Que problemáticas son estas mujeres, pensaba yo, mientras atravesaba el enorme salón, al momento llegó don Luis, seguro que me esperaba. Me entregó una bolsa, en forma muy cautelosa, esperando que no hubiera nadie para escucharlo:
—Dígale a Gilda que le entrego todo, no quiero tener problemas con nadie, ella ya sabe a lo que se expone. Ud. aléjese de ella, se podría quemar.
Salí presuroso, inquieto. ¿Por qué Gilda podría dar problemas?
Ella estaba clavada en el mismo lugar, esperando. Le entregué su bolso y me despedí rápidamente tratando de escapar de alguna conversación posterior. No sirvió de nada, me tomó de un brazo y me llevó presurosa hacia un auto que la esperaba.
Me sentía acorralado, sería una estupidez dejarla sola, además era muy hermosa y lo pasaría bien. Al entrar a su departamento, mi mente se nubló, comenzando a traspirar; tiró lejos la mascarilla, se sacó los zapatos y parte de su ropa; al mirar mi estúpida cara, me regaló una vista fenomenal a su espigada figura.
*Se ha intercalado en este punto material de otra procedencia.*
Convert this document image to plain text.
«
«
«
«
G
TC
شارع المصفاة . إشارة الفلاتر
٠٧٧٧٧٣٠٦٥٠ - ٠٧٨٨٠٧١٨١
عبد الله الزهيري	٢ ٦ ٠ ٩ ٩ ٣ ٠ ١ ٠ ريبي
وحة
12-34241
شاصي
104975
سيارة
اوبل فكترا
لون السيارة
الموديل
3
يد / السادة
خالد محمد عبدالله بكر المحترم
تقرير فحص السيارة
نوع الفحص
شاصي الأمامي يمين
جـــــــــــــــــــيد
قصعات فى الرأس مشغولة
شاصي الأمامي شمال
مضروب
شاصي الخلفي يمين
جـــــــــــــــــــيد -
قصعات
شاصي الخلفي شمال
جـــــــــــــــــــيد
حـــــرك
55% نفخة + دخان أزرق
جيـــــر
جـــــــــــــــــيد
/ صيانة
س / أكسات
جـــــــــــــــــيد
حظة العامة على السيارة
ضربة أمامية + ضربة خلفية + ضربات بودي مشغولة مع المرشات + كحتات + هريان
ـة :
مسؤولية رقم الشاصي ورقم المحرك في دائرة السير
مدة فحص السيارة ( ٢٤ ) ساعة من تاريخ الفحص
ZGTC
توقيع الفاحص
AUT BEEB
Sonriendo, con pasos de gacela, abrió un pequeño bar, ofreciéndome un Chivas Regal.
Me entusiasmé, sabía de gustos la condenada. Cuando se sentó, con su cuerpo apegado al mío, me olvidé de todo. Me serví el contenido de mi vaso de un golpe y esperé la acometida que se veía llegar. Gilda es una hembra fenomenal, cada movimiento de ella es un espectáculo, su ropa parece explotar. Me acercó su boca y le aplasté el tremendo beso. Mientras lo hacía, mis manos no estaban quietas, sus jadeos se hicieron notar más cuando atrapé su minúsculo calzón. Me abrió el pantalón ansiosamente, mientras esperaba en forma delirante lo que estaba por venir… La poseí como nunca en mi vida lo había hecho, me sentí otro. Había florecido en mí la parte bestial, escondida durante mucho tiempo y la consumación de la pasión me llenó de paz.
El amanecer no existió, dormí hasta que el hambre me despertó. Me levanté sin sentir la presencia de Gilda, había dejado una nota explicando su ausencia.
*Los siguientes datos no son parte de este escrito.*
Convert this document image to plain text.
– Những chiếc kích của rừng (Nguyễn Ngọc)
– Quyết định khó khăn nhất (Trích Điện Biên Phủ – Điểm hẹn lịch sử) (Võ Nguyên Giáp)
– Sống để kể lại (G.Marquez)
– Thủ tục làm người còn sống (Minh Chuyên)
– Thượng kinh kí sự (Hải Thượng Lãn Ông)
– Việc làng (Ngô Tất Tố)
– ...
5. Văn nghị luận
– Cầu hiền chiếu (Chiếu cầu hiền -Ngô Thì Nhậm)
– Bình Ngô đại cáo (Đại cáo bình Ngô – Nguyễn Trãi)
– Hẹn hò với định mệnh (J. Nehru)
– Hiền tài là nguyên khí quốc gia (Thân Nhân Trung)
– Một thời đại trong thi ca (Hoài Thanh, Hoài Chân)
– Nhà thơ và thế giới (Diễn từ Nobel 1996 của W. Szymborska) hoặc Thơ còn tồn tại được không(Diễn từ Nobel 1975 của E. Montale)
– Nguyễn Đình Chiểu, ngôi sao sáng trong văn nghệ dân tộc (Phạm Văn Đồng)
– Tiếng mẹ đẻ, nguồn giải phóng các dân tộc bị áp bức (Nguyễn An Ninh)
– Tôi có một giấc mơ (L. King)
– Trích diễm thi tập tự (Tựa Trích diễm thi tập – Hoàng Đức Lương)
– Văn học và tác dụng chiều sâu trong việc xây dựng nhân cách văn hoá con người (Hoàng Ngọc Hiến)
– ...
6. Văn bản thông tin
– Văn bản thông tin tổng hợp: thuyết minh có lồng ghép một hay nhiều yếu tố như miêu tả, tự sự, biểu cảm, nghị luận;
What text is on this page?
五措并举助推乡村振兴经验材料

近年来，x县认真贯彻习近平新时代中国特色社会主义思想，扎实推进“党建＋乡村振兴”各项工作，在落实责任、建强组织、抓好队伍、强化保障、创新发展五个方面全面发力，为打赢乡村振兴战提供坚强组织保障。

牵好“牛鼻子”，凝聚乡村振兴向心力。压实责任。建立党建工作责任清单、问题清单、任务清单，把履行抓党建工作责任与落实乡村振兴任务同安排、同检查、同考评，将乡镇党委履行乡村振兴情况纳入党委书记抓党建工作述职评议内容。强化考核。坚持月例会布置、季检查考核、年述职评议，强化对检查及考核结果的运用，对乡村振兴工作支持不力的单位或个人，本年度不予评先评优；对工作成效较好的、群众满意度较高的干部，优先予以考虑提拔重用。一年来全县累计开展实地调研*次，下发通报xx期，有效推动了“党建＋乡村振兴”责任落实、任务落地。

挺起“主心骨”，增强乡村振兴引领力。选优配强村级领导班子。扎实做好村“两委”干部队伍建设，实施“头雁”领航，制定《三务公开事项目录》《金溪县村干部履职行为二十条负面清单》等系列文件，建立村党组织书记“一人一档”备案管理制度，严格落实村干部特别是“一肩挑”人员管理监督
Aspiraba el café, fuerte, amargo, cuando empezaron a aporrear la puerta. Extrañado, la estaba abriendo, mas ésta me golpeó salvajemente, la habían pateado. Se echaron encima de mí sin darme posibilidad de defenderme; al ver que ya estaba casi inconsciente me levantaron.
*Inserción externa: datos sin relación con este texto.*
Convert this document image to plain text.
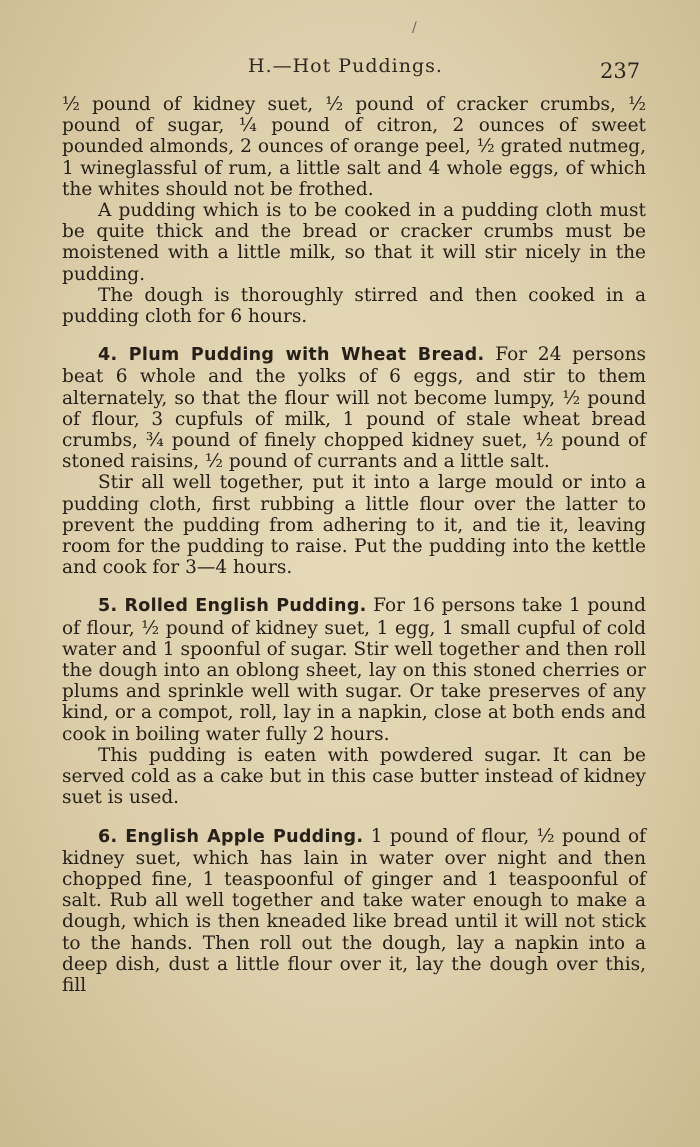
/
H.—Hot Puddings.	237

½ pound of kidney suet, ½ pound of cracker crumbs, ½ pound of sugar, ¼ pound of citron, 2 ounces of sweet pounded almonds, 2 ounces of orange peel, ½ grated nutmeg, 1 wineglassful of rum, a little salt and 4 whole eggs, of which the whites should not be frothed.

A pudding which is to be cooked in a pudding cloth must be quite thick and the bread or cracker crumbs must be moistened with a little milk, so that it will stir nicely in the pudding.

The dough is thoroughly stirred and then cooked in a pudding cloth for 6 hours.

4. Plum Pudding with Wheat Bread. For 24 persons beat 6 whole and the yolks of 6 eggs, and stir to them alternately, so that the flour will not become lumpy, ½ pound of flour, 3 cupfuls of milk, 1 pound of stale wheat bread crumbs, ¾ pound of finely chopped kidney suet, ½ pound of stoned raisins, ½ pound of currants and a little salt.

Stir all well together, put it into a large mould or into a pudding cloth, first rubbing a little flour over the latter to prevent the pudding from adhering to it, and tie it, leaving room for the pudding to raise. Put the pudding into the kettle and cook for 3—4 hours.

5. Rolled English Pudding. For 16 persons take 1 pound of flour, ½ pound of kidney suet, 1 egg, 1 small cupful of cold water and 1 spoonful of sugar. Stir well together and then roll the dough into an oblong sheet, lay on this stoned cherries or plums and sprinkle well with sugar. Or take preserves of any kind, or a compot, roll, lay in a napkin, close at both ends and cook in boiling water fully 2 hours.

This pudding is eaten with powdered sugar. It can be served cold as a cake but in this case butter instead of kidney suet is used.

6. English Apple Pudding. 1 pound of flour, ½ pound of kidney suet, which has lain in water over night and then chopped fine, 1 teaspoonful of ginger and 1 teaspoonful of salt. Rub all well together and take water enough to make a dough, which is then kneaded like bread until it will not stick to the hands. Then roll out the dough, lay a napkin into a deep dish, dust a little flour over it, lay the dough over this, fill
—¿Dónde está? Bramó el que parecía ser el jefe.
—¿Quién? —Me atreví a hablar. Desgraciadamente no le gustó mi respuesta, me llegó la bofetada.
—Gilda, la puta de mierda. Larga lo que sepas, porqué de aquí no saldremos, hasta que nos digas donde está lo que buscamos o te saquemos el pellejo a patadas. ¿Dónde escondió el bolso, el polvo?
—Jefe aquí hay una nota. Le dice a este imbécil que salió y quizás llegue esta noche.
—Creo saber dónde fue, vámonos, pero antes, para que no te olvides de nosotros, cabrón, aguántate este regalito.
Me partieron la boca a puñetazos, además de varias patadas en las costillas. Cuando se cansaron de darme golpes y groserías, abandonaron el lugar. Luego de un rato, me levanté como pude, buscando ansiosamente la botella; la despaché de un solo trago. Con dificultad, más animado, logré salir allí.
Pasaba ya una semana. Mientras me restablecía, pensativo, hojeaba el periódico; algo fatal veía venir, lo sentía en el alma. Llegó el momento, y como un rayo todo reventó… mis lágrimas, sin poderlas contener, me inundaron. Mis últimos pensamientos, nublados por los recuerdos, solo fueron para ella, mi querida amiga Gilda.